Not just the speed, but the memory use.

A popular approach for Python web serving is to launch a number of "workers" (eg via gunicorn, etc), that hang around waiting to serve requests.

Each one of these workers in recently running code (here) idled using ~250MB of non-shared memory. With about 40 workers needed to handle some fairly basic load. :(

Rewrote the code in Go. No need for workers (just using goroutines), and the whole thing idles using about 20MB of memory, completely replacing all those Python workers. o_O

This doesn't seem to be all that unusual for Python either.

berkle4455 · on April 2, 2023

In a forking model that shouldn’t be the case, I guess all the workers are loading and initializing things post-fork that likely could have been accomplished pre-fork?

That said, Python devs are some of the worst engineers I encounter, so it’s not surprising things are being implemented incorrectly.

wolfgang42 · on April 2, 2023

Last I heard, forking wasn’t a very effective memory-sharing technique on CPython because of the way it does reference counting: if you load things in before you fork, when the children start doing work they update the refcounts on all those pre-loaded objects and scribble all over that memory, forcing most of the pages to be copied anyway.
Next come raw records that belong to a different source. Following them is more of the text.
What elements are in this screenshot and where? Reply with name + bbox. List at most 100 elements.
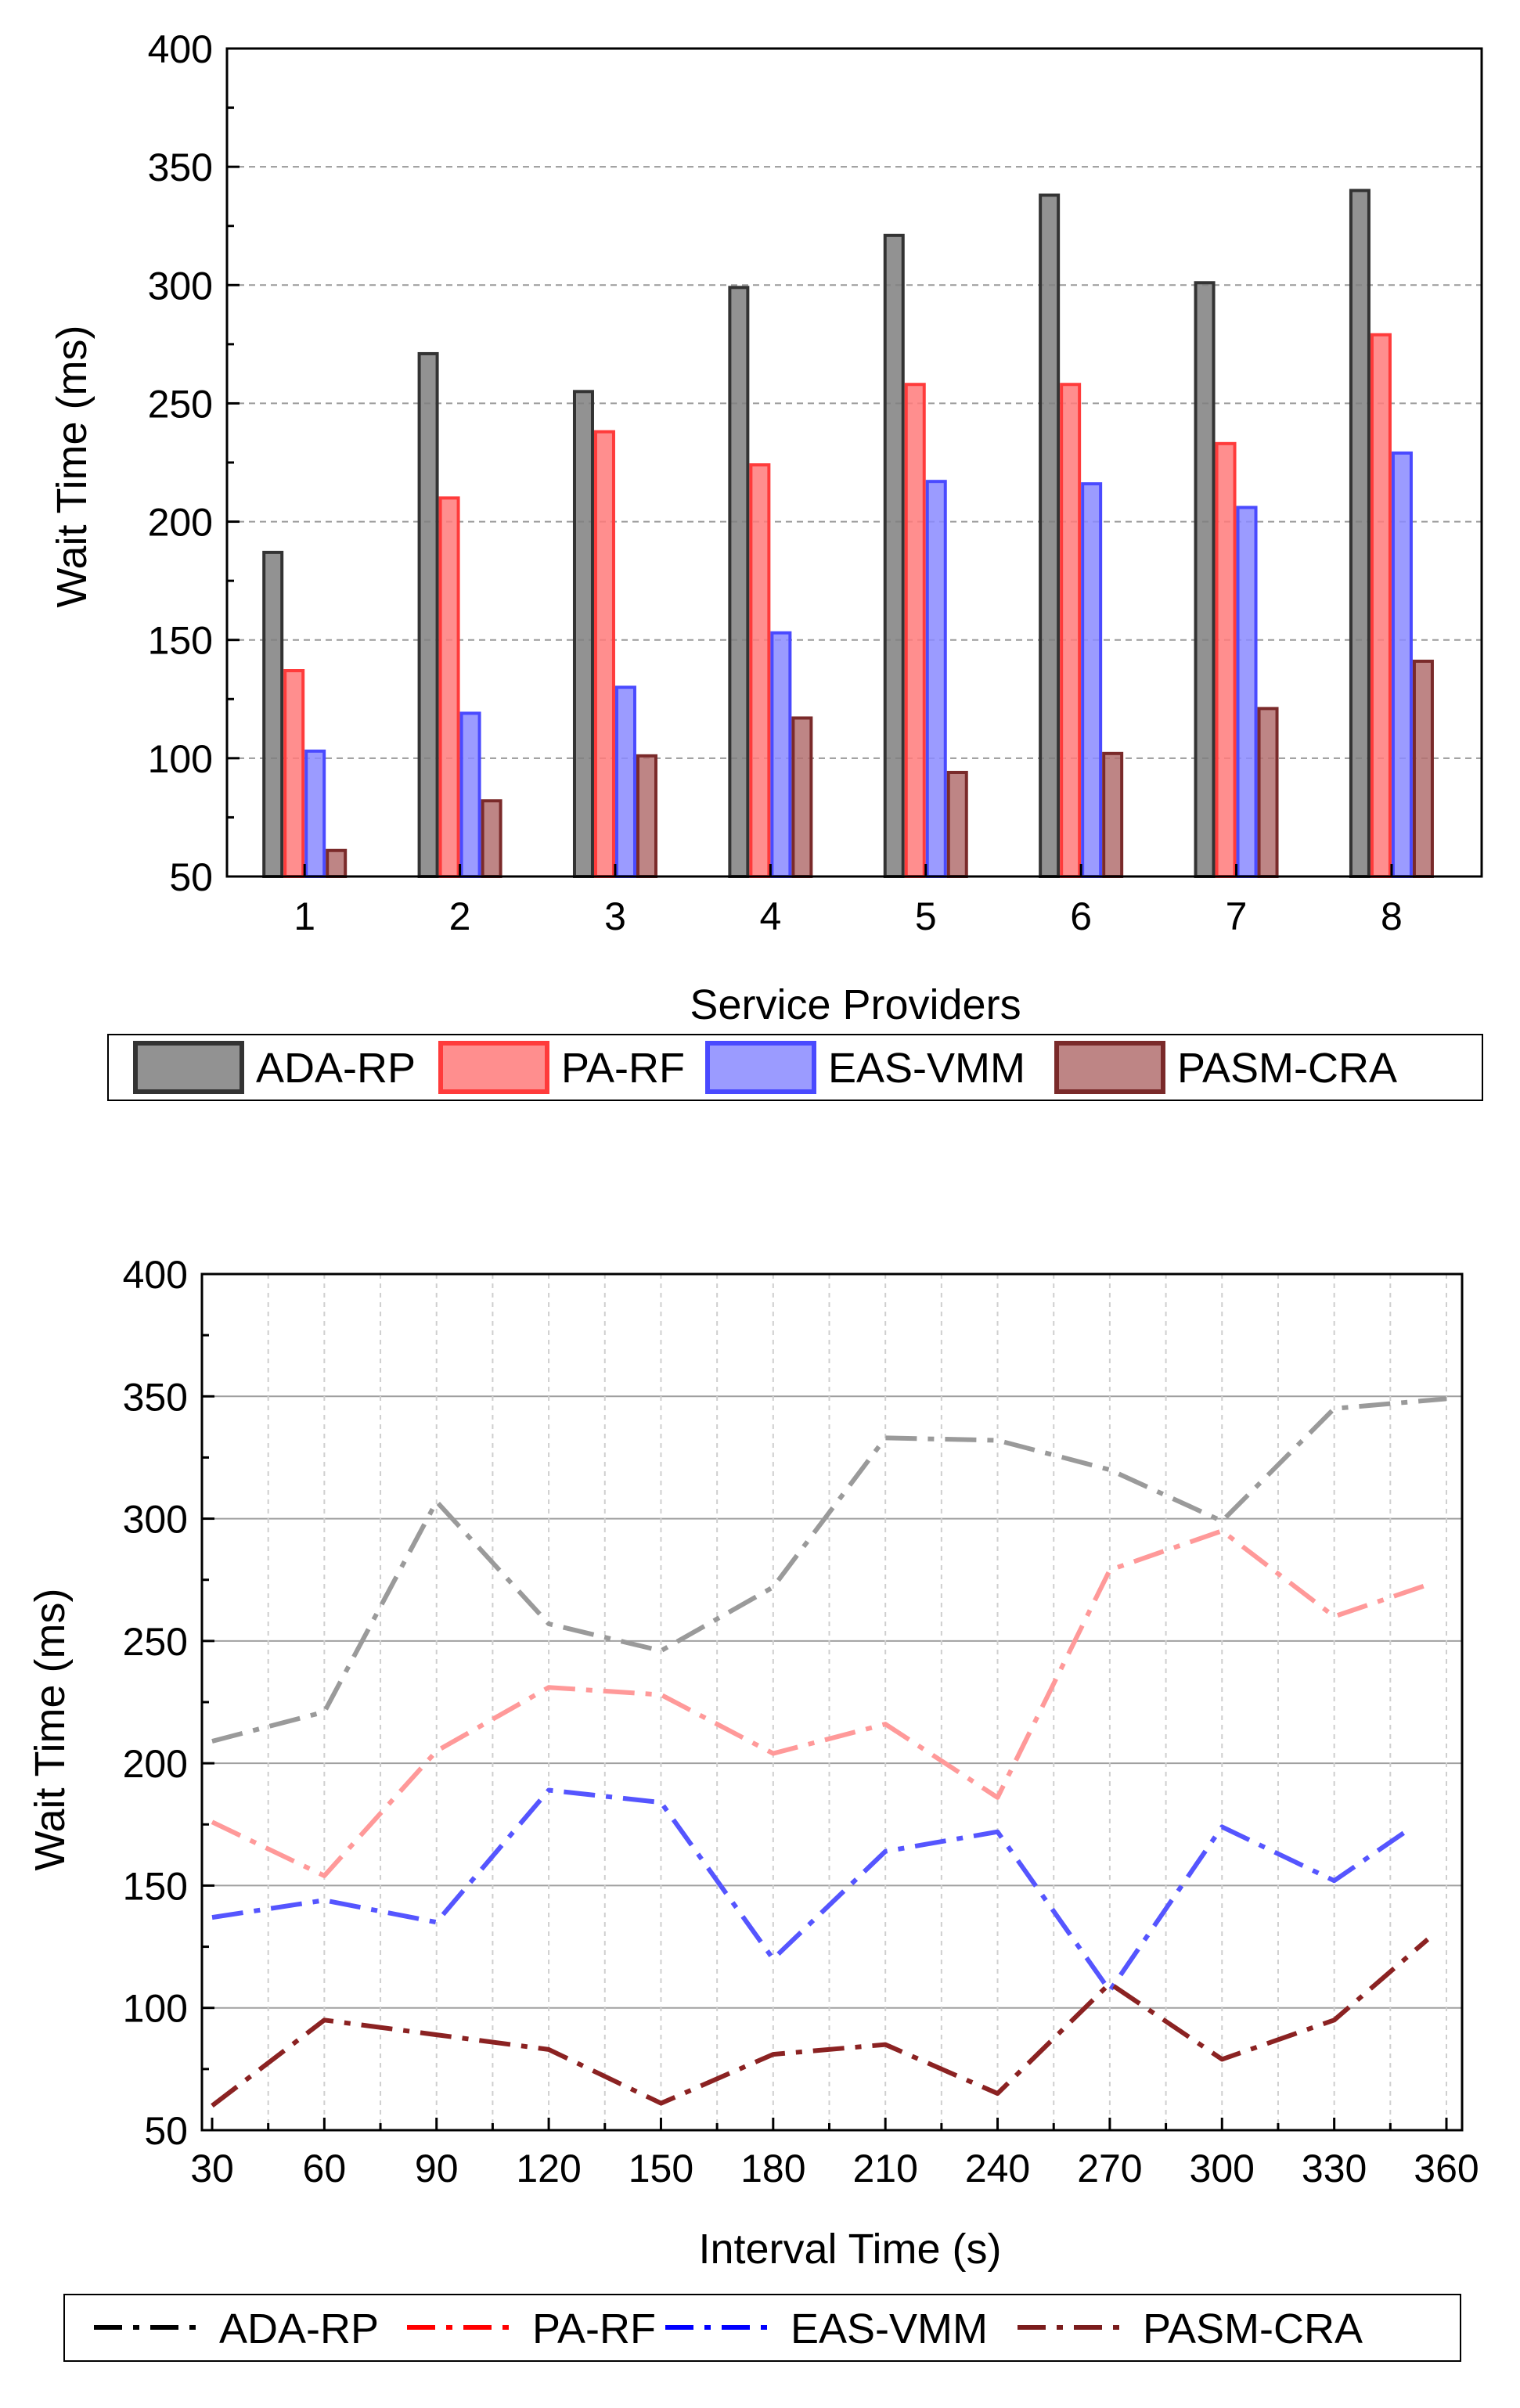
bar-y-tick-label: 300 [148,264,213,308]
bar-eas-vmm-7 [1236,506,1258,878]
line-legend-label: EAS-VMM [791,2305,988,2352]
bar-eas-vmm-3 [614,686,636,879]
bar-legend-label: PA-RF [561,1045,685,1092]
line-x-axis-title: Interval Time (s) [698,2226,1001,2273]
line-y-tick-label: 100 [123,1987,188,2031]
bar-x-ticks: 1 2 3 4 5 6 7 8 [294,864,1403,938]
line-series-pasm-cra [211,1937,1430,2108]
bar-legend-swatch-ada-rp [133,1041,244,1094]
line-legend-label: PASM-CRA [1143,2305,1363,2352]
line-y-tick-label: 150 [123,1864,188,1908]
bar-ada-rp-2 [417,351,439,879]
bar-y-tick-label: 200 [148,501,213,545]
bar-y-tick-label: 250 [148,382,213,426]
bar-pa-rf-6 [1060,383,1082,878]
bar-y-tick-label: 100 [148,737,213,781]
bar-pa-rf-3 [593,430,615,878]
bar-y-axis-title: Wait Time (ms) [49,326,95,608]
bar-pa-rf-5 [904,383,926,878]
bar-gridlines [227,166,1482,759]
bar-ada-rp-3 [572,390,594,879]
line-y-tick-label: 250 [123,1620,188,1664]
line-x-tick-label: 360 [1414,2147,1479,2190]
line-x-tick-label: 180 [740,2147,805,2190]
line-y-tick-label: 200 [123,1742,188,1786]
bar-ada-rp-4 [728,286,750,878]
bar-ada-rp-8 [1349,189,1371,879]
line-x-tick-label: 240 [965,2147,1030,2190]
bar-pa-rf-4 [749,463,771,878]
line-y-tick-label: 50 [144,2109,188,2153]
line-y-tick-label: 400 [123,1253,188,1297]
line-x-tick-label: 30 [190,2147,234,2190]
line-plot-frame [200,1272,1464,2132]
bar-marks [262,189,1434,879]
line-x-tick-label: 300 [1190,2147,1255,2190]
bar-pasm-cra-1 [326,848,348,878]
bar-ada-rp-6 [1039,193,1061,879]
bar-pasm-cra-7 [1257,707,1279,878]
bar-pa-rf-2 [438,496,460,878]
bar-legend-label: PASM-CRA [1177,1045,1397,1092]
bar-legend-label: EAS-VMM [828,1045,1025,1092]
line-x-tick-label: 150 [629,2147,693,2190]
bar-eas-vmm-4 [770,631,792,878]
line-y-tick-label: 300 [123,1498,188,1542]
line-x-tick-label: 270 [1077,2147,1142,2190]
bar-legend: ADA-RP PA-RF EAS-VMM PASM-CRA [107,1034,1483,1101]
bar-eas-vmm-8 [1391,451,1413,878]
line-x-tick-label: 90 [415,2147,459,2190]
bar-x-tick-label: 6 [1070,894,1092,938]
bar-x-axis-title: Service Providers [690,981,1021,1028]
bar-eas-vmm-6 [1081,482,1103,878]
line-series-eas-vmm [211,1787,1410,1993]
bar-plot-frame [225,47,1483,878]
bar-ada-rp-7 [1194,281,1216,878]
line-chart: 50 100 150 200 250 300 350 400 30 60 90 120 150 180 2… [27,1253,1479,2362]
bar-pasm-cra-3 [636,754,657,878]
bar-ada-rp-5 [883,233,905,878]
bar-x-tick-label: 3 [604,894,626,938]
line-series-ada-rp [211,1396,1447,1744]
bar-y-ticks: 50 100 150 200 250 300 350 400 [148,27,240,899]
line-legend-label: ADA-RP [219,2305,379,2352]
bar-y-tick-label: 350 [148,146,213,189]
line-x-tick-label: 60 [303,2147,347,2190]
line-y-axis-title: Wait Time (ms) [27,1589,74,1871]
bar-pasm-cra-5 [946,770,968,878]
line-legend: ADA-RP PA-RF EAS-VMM PASM-CRA [63,2294,1461,2362]
bar-pa-rf-1 [283,669,305,878]
bar-legend-label: ADA-RP [256,1045,416,1092]
line-series-pa-rf [211,1528,1429,1878]
bar-x-tick-label: 2 [449,894,471,938]
line-x-ticks: 30 60 90 120 150 180 210 240 270 300 330 360 [190,2118,1479,2190]
bar-pasm-cra-2 [481,799,502,878]
line-x-tick-label: 210 [852,2147,917,2190]
bar-chart: 50 100 150 200 250 300 350 400 1 2 3 4 5 6 7 8 Service… [49,27,1483,1101]
bar-pa-rf-7 [1215,441,1237,878]
line-gridlines [202,1274,1462,2130]
line-x-tick-label: 120 [516,2147,581,2190]
bar-eas-vmm-5 [925,480,947,878]
line-y-ticks: 50 100 150 200 250 300 350 400 [123,1253,214,2153]
bar-x-tick-label: 7 [1226,894,1248,938]
bar-y-tick-label: 50 [169,855,213,899]
line-legend-label: PA-RF [532,2305,656,2352]
bar-x-tick-label: 5 [915,894,937,938]
bar-x-tick-label: 8 [1381,894,1403,938]
bar-pasm-cra-4 [791,716,813,878]
bar-legend-swatch-pa-rf [438,1041,549,1094]
bar-pasm-cra-8 [1412,659,1434,878]
bar-legend-swatch-pasm-cra [1054,1041,1165,1094]
bar-y-tick-label: 400 [148,27,213,71]
bar-ada-rp-1 [262,550,284,879]
line-y-tick-label: 350 [123,1375,188,1419]
bar-x-tick-label: 1 [294,894,315,938]
bar-y-tick-label: 150 [148,619,213,663]
bar-x-tick-label: 4 [759,894,781,938]
line-series [211,1396,1447,2108]
bar-eas-vmm-2 [459,711,481,878]
bar-pasm-cra-6 [1102,751,1124,878]
bar-pa-rf-8 [1370,333,1392,879]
There seems to have been some recent-ish work on improving this, though: https://peps.python.org/pep-0683/#avoiding-copy-on-write

midasuni · on April 2, 2023

The ffmpeg patches of a few lines of assembly that make 10-100 fold improvements on slow C amaze me

bsenftner · on April 2, 2023

I worked on an facial recognition system written in C++ that used SIMD optimizations to achieve 25M facial compares per core per second. On that same system I wrote an optimized ffmpeg player library that only consumed one core while doing a few hundred frames per second with 4K video.